7/ Firmware modification
Many vulnerabilities allow to modify the software of a device. The attackers have different possibilities:
- uploading of updates infected by malware,
- dump the memory,
- study the memory by reverse engineering modify it by injecting malicious code (to set a backdoor for example) and then put the code back into the device that will execute the added script giving the attacker access to its content.
8/ Reverse engineering
Reverse engineering is possible on both firmware and hardware. In the first case, either the firmware is available online on the manufacturer’s website, or you can try to dump the memory (see memory dumping below). Once the code is retrieved, the pentester decompresses it, disassembles it and decomposes it until it understands how it works. He can then modify it and then inject it back into the device or extract information saved locally.

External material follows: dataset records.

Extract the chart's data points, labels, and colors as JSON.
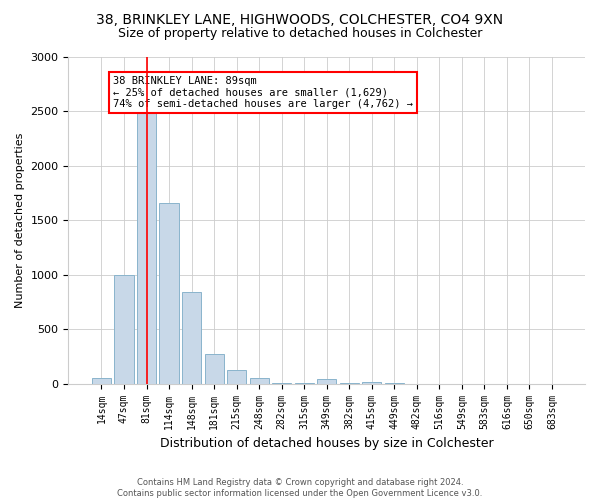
{
  "title_line1": "38, BRINKLEY LANE, HIGHWOODS, COLCHESTER, CO4 9XN",
  "title_line2": "Size of property relative to detached houses in Colchester",
  "xlabel": "Distribution of detached houses by size in Colchester",
  "ylabel": "Number of detached properties",
  "bar_labels": [
    "14sqm",
    "47sqm",
    "81sqm",
    "114sqm",
    "148sqm",
    "181sqm",
    "215sqm",
    "248sqm",
    "282sqm",
    "315sqm",
    "349sqm",
    "382sqm",
    "415sqm",
    "449sqm",
    "482sqm",
    "516sqm",
    "549sqm",
    "583sqm",
    "616sqm",
    "650sqm",
    "683sqm"
  ],
  "bar_values": [
    50,
    1000,
    2480,
    1660,
    840,
    270,
    125,
    55,
    5,
    5,
    40,
    5,
    20,
    5,
    0,
    0,
    0,
    0,
    0,
    0,
    0
  ],
  "bar_color": "#c8d8e8",
  "bar_edge_color": "#8ab4cc",
  "red_line_index": 2,
  "ylim": [
    0,
    3000
  ],
  "yticks": [
    0,
    500,
    1000,
    1500,
    2000,
    2500,
    3000
  ],
  "annotation_title": "38 BRINKLEY LANE: 89sqm",
  "annotation_line2": "← 25% of detached houses are smaller (1,629)",
  "annotation_line3": "74% of semi-detached houses are larger (4,762) →",
  "footnote1": "Contains HM Land Registry data © Crown copyright and database right 2024.",
  "footnote2": "Contains public sector information licensed under the Open Government Licence v3.0.",
  "bg_color": "#ffffff",
  "grid_color": "#cccccc",
  "title_fontsize": 10,
  "subtitle_fontsize": 9,
  "xlabel_fontsize": 9,
  "ylabel_fontsize": 8,
  "tick_fontsize": 7,
  "footnote_fontsize": 6
}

A few years ago, a research team succeeded in taking control of a Jeep by exploiting a vulnerability in its firmware. They managed to accelerate, slow down the vehicle and even get it off the road.
Invasive hardware attacks
In the case of hardware, the attacker obtains the product and disassembles it to identify its components. The simple visual study of the elements enables to obtain valuable information to better target other types of attacks. The opening of the components and the software analysis of the position of the transistors and metal interconnections even makes it possible to trace the functioning of the component, but such an in-depth study requires a lot of resources.
Non-invasive hardware attacks
9/ Cryptographic analysis
There is often no encryption in order to preserve memory and battery. However, sometimes an algorithm such as the AES or RSA is present in an embedded system. An attacker can crack the secret using, for example, an auxiliary channel attack. This type of attack is based on the analysis of electricity consumption, of heat released or electromagnetic waves generated and does not necessarily require many resources.

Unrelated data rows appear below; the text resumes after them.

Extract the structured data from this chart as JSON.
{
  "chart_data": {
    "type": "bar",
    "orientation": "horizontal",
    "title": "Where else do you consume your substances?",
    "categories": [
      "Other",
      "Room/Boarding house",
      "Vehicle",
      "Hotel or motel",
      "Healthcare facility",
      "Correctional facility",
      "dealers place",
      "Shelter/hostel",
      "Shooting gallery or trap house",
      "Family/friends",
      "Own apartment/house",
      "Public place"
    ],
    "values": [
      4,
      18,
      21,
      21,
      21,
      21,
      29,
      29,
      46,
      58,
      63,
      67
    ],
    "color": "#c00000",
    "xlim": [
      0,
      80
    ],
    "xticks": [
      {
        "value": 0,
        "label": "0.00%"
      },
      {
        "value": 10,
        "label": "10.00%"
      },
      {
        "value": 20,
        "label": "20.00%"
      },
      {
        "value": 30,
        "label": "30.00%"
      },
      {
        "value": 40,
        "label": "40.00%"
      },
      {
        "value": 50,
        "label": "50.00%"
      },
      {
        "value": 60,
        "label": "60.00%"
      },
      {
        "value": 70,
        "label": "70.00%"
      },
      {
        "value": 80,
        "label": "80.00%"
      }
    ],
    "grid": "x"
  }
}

A classic pentest of cryptography is first to verify that data and communications are encrypted. If so, are they encrypted with an algorithm still considered safe? Which level of encryption does the secret protected by the algorithm require? A cryptographic analysis attack can be considered successful when the secret discovered is worth more than the time invested to obtain it.
10/ Memory dumps
To obtain the firmware, attackers often use memory dump, i.e. the recovery of the content of the target’s memory. For many microcontrollers, there is a native memory dump function but defenses against its use are sometimes not implemented.

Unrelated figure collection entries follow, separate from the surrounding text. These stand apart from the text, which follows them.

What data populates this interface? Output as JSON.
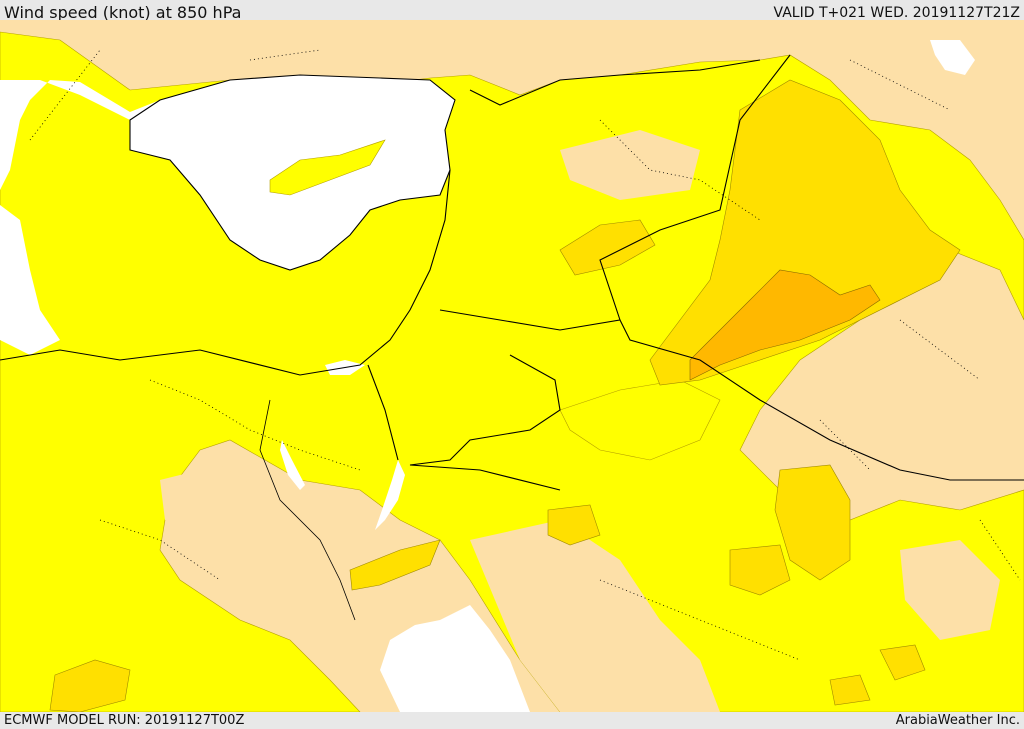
{
  "header": {
    "title": "Wind speed (knot) at 850 hPa",
    "valid": "VALID T+021 WED. 20191127T21Z"
  },
  "footer": {
    "model_run": "ECMWF MODEL RUN: 20191127T00Z",
    "credit": "ArabiaWeather Inc."
  },
  "colors": {
    "sea": "#ffffff",
    "level_1": "#fde0a8",
    "level_2": "#ffff00",
    "level_3": "#ffe000",
    "level_4": "#ffb800",
    "border": "#000000"
  }
}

In practice, dumping the memory of a connected object is done by physical connection via USB, SPI, JTA ports. A computer or microcontroller is connected directly to the target microcontroller. Software tools are then used to retrieve the target’s memory and reverse engineering can begin.
To conclude, conducting the various tests mentioned in this article gives a good understanding of the hardware and software security of a connected device. IoT penetration testing can be performed from the development of the connected object on a functional prototype, or when it is in the production phase or when it is commercialized.
While some measures to improve device security and resist these attacks can be complex, others such as changing passwords or checking that unused ports are closed are easy to implement and provide significant security benefits.